Dr. Almallah dilated the patient’s pupil and performed a femtosecond laser-assisted cataract surgery to soften the dense cataract followed by laser capsulotomy removing the free-floating capsular remnant of the unstable lens and inserting a capsular tension ring with the least amount of lens movement. Vitrectomy was performed to remove the vitreous that had flowed into the pupil area outside the anterior chamber. Astigmatism was corrected with a 4 D cylinder toric lens (ZCT400, AMO) without complications.

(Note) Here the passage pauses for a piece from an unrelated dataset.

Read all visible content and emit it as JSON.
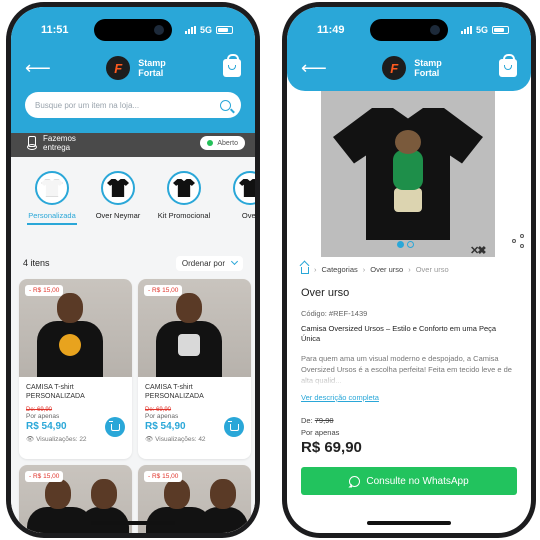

One day after surgery the patient’s vision was 20/30 uncorrected in the injured eye, the pupil was atonic and the patient had multiple sphincter ruptures related to trauma that caused vision with glare and night halos due to the enlarged pupil. The patient decided not to undergo additional intraocular procedures at the time to decrease pupil size. The lens was still stable six months after surgery and the patient opted to perform photorefractive keratectomy (PRK) to improve vision in both eyes.
“Femtosecond laser technology is a powerful tool for surgeons and can assist in performing procedures that require extreme delicacy in the most complex of cases. Utilization of the femto laser allowed me to successfully execute a difficult procedure using far less manipulation than a manual procedure and avoid imposing additional trauma to the patient’s eye,” concluded Dr. Almallah.